TECHNICAL CARD - The raw material: Italian heavy pork haunches.
- Production Territory: 16 municipalities in the provinces of Verona, Vicenza and Padua.
- Processing Phases: separation of the haunch from the side of the pork; trimming; salting; initial laying up in cells (for two months); washing and drying on the 70th day; second laying up; filling with lard and natural aromas on the 120th day. At the end of the period of seasoning, after ten months, the ham is marked and marketed.

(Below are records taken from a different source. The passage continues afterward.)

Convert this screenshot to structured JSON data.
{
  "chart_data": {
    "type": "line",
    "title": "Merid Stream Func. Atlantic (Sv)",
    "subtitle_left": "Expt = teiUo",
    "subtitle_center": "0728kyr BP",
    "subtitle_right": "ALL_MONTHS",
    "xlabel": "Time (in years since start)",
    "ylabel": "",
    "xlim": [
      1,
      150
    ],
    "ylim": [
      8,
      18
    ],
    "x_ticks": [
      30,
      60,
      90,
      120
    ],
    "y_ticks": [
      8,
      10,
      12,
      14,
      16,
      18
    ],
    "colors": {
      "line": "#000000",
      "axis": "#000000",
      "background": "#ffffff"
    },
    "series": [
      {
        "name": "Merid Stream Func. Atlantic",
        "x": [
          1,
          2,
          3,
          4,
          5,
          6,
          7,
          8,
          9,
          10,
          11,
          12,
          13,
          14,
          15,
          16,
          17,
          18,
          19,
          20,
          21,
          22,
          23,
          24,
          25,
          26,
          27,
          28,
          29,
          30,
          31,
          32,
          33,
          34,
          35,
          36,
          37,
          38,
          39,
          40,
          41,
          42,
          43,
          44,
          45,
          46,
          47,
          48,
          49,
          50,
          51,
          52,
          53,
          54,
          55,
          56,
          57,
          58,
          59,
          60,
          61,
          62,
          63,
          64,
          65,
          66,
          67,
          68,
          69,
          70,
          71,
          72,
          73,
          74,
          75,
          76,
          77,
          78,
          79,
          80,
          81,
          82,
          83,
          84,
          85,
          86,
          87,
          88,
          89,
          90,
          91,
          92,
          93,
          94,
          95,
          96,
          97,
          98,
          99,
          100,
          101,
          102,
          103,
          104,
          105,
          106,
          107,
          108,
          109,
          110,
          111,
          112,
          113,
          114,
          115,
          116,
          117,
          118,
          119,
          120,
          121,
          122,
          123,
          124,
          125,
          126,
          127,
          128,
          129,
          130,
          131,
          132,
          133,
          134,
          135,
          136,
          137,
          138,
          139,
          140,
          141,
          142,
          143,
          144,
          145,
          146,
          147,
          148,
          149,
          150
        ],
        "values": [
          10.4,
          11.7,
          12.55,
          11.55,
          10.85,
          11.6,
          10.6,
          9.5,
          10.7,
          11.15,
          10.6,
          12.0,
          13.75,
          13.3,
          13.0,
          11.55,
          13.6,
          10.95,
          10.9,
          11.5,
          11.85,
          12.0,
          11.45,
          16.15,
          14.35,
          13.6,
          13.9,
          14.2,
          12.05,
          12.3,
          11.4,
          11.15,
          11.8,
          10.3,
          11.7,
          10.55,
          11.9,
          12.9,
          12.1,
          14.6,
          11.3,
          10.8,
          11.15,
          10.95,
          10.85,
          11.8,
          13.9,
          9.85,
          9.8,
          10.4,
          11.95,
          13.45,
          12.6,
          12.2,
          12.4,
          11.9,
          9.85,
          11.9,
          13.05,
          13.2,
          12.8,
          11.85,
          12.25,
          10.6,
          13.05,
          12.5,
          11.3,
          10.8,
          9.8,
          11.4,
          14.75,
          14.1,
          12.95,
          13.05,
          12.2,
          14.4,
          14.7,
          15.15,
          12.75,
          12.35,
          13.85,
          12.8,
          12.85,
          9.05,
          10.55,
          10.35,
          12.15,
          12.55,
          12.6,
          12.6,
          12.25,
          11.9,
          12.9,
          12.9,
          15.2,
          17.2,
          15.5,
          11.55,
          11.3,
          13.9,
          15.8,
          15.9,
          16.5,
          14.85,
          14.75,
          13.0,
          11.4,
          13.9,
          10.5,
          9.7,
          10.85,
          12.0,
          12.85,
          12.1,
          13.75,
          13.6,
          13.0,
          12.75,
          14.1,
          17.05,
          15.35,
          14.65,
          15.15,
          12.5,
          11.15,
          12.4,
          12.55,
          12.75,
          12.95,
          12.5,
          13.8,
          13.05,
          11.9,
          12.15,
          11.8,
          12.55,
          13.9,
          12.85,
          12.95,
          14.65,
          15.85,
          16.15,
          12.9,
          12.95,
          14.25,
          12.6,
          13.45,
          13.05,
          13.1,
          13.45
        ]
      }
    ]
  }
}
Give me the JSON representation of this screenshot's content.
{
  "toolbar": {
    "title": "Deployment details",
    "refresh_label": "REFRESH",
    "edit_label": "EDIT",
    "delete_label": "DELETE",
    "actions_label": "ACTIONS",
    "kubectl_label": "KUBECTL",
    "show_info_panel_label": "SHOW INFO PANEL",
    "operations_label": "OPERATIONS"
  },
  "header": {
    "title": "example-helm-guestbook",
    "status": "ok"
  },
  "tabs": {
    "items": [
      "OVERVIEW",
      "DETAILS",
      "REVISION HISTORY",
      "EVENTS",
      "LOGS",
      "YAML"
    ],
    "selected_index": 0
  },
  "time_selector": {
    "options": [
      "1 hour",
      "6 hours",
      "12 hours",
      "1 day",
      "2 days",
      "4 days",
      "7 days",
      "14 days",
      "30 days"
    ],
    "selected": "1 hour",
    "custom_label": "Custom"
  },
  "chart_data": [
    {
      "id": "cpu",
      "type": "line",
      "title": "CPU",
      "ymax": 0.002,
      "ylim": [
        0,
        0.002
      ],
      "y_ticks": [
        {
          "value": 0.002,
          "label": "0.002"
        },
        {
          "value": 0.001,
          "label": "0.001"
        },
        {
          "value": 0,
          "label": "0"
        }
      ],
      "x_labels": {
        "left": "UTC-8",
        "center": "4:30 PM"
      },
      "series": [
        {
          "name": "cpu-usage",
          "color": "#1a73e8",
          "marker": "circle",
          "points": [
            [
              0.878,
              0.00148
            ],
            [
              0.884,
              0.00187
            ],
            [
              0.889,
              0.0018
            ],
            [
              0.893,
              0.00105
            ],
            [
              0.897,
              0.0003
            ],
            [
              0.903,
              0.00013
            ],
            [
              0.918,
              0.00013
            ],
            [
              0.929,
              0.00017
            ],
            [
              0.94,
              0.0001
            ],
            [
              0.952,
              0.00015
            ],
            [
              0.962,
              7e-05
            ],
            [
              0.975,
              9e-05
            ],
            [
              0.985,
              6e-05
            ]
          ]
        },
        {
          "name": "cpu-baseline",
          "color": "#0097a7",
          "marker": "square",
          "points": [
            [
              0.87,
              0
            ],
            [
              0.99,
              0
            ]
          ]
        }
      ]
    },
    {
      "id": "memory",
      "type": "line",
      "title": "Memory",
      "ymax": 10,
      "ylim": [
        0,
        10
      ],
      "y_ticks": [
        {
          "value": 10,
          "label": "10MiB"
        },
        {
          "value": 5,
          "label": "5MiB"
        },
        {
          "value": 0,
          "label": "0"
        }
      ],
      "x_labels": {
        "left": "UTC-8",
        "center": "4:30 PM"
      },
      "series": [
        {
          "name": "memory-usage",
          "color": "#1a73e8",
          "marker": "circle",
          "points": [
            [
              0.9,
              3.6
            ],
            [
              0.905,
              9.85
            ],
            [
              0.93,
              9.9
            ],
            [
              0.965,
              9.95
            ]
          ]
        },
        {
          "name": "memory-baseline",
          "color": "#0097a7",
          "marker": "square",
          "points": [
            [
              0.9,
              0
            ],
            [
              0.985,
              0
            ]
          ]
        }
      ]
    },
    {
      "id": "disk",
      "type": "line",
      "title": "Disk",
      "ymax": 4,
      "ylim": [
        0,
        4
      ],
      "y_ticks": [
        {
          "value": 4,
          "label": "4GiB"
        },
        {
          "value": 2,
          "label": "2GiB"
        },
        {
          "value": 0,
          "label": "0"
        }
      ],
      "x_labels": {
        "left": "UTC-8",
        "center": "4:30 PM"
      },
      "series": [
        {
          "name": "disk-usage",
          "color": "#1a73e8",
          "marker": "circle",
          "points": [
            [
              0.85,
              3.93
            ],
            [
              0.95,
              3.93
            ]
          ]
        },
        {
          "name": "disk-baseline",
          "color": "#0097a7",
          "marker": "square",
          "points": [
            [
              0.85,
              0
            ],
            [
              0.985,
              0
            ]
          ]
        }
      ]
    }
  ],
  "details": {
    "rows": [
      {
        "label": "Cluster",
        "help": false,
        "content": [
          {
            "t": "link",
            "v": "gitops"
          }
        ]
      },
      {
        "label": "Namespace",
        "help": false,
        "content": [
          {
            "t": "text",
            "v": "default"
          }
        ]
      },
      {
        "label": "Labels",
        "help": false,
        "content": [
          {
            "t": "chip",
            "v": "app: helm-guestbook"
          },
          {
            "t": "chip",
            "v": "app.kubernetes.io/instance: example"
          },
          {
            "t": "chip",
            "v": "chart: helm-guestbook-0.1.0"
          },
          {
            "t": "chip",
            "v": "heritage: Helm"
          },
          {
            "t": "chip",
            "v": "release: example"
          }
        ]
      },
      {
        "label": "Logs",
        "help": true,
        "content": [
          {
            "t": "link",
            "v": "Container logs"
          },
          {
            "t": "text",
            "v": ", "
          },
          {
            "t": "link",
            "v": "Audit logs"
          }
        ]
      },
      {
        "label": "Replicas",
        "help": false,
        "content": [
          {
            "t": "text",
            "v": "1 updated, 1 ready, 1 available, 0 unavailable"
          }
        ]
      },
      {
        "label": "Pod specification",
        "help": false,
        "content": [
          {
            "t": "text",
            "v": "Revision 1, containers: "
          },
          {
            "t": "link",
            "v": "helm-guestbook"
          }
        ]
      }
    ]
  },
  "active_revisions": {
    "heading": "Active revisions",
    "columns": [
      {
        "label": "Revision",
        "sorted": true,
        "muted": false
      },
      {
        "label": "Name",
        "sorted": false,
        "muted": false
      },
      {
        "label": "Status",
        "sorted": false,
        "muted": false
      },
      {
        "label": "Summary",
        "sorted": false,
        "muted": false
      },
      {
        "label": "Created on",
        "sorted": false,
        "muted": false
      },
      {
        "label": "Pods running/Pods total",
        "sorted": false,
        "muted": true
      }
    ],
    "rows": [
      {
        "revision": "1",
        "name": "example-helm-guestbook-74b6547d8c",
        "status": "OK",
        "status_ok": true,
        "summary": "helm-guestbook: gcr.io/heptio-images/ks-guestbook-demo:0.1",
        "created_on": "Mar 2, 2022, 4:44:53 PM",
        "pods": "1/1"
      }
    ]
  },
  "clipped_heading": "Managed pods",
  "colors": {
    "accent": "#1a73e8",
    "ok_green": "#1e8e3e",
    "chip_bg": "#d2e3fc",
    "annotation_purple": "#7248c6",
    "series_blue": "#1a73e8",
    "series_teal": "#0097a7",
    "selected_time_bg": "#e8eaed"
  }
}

USEFUL ADDRESSES Consorzio per la tutela del Prosciutto Veneto (Consortium for the Protection of Veneto Ham) Piazza Vittorio Emanuele II, 3 - 35044 Montagnana (Padua) Ph. and Fax +39 0429 82964 E-mail: info@prosciuttoveneto.it Website: www.prosciuttoveneto.it
TRADE FAIRS AND EVENTS Ponte di Nanto (first half of may). Il Prosciutto dei Berici (Berici ham) Ph.: +39 0444 638188
Recipes
Pan-fried raw ham with Grana Padano cheese
4 servings
200 g. red chicory from Asigliano 200 g. green salad 60 g. canned mushrooms 70 g. raw ham 60 g. Grana Padano cheese extra virgin olive oil salt and pepper
Clean, wash and dry out chicory and salad. Shred them by hand and put them in a bowl. Add drip mushrooms. Dice ham and pan-fry. Dress with ham and ham’s fat. Season with salt, pepper and oil. Add shaved Grana Padano cheese and blend.
Appetizer with raw ham
4 servings
150 g chopped ham, 150 g green tomato, 1 peach skinless and pitless, 100 g. sugar, red pepper 200 g. fresh salad extra virgin olive oil salt
Cut tomato and peach into pieces. Brown with hot oil, add sugar, red pepper, season with salt and add a bit of water. Boil until obtaining a syrup-like compound to be mixed in a blender. Serve the syrup over fresh salad and ham.
Tagliatelle with ham
4 servings
50 g. butter, 75 g. raw ham , 1 green onion powdered cinnamon 1 clove Grana Padano cheese Black pepper Cream (optional)
Finely mince a green onion and ham. Brown in a frying pan with butter and some powdered cinammon and one clove. If desired, add a bit of cream. Dress Tagliatelle (or short size pasta) in the frying pan, add sprinkled Grana Padano cheese and pepper.
Roulades with Ricotta cheese and raw ham
4 servings
8 veal cutlets(30 - 40 g. each), 8 raw ham slices, 200 g. Ricotta cheese, sage, 1 cup of white wine (less than a cup if you use Marsala), flour, oil, butter
Prepare cutlets, cover them with ham slices and a bit of Ricotta cheese. Roll them lenghtwise and fix with toothpicks and add some sage leaves. Flour and brown them in a pan with a little butter and oil. In the meantime add white wine or Marsala. If necessary add a bit of water until done.
Leeks with ham
Boil leeks in salted water. When done, drip them and wrap each one with a ham slice. Put them into a pan and cover with a traditional besciamella sauce. (Recipe for besciamella sauce: melt in a small pan 60 g. of butter and add 60 g. of flour. Dilute with a half litre of milk. Season with salt. Keep blending until boiling.) Add on top a few bread crumbs and shaved Grana Padano cheese. Bake for 10 minutes until au gratin.
Asparagus with ham
Boil asparagus (only their stems), drip them and wrap 3 - 4 stems (let their tops out) with a slice of raw ham. Put bounches in a baking pan with some melted butter on the bottom. Sprinkle with grated Grana Padano cheese and some butter. Bake until au gratin.
Traditional salad
4 servings
200 g. Berico-Euganeo ham, 200 g. Asigliano chicory, 100 g Fiorito cheese, black olives extra virgin olive oil 4 nuts lemon juice
Finely sliced chicory, ham and Fiorito cheese. Add chopped nuts and olives. Season with salt, pepper, oil and lemon juice. Mix carefully and serve.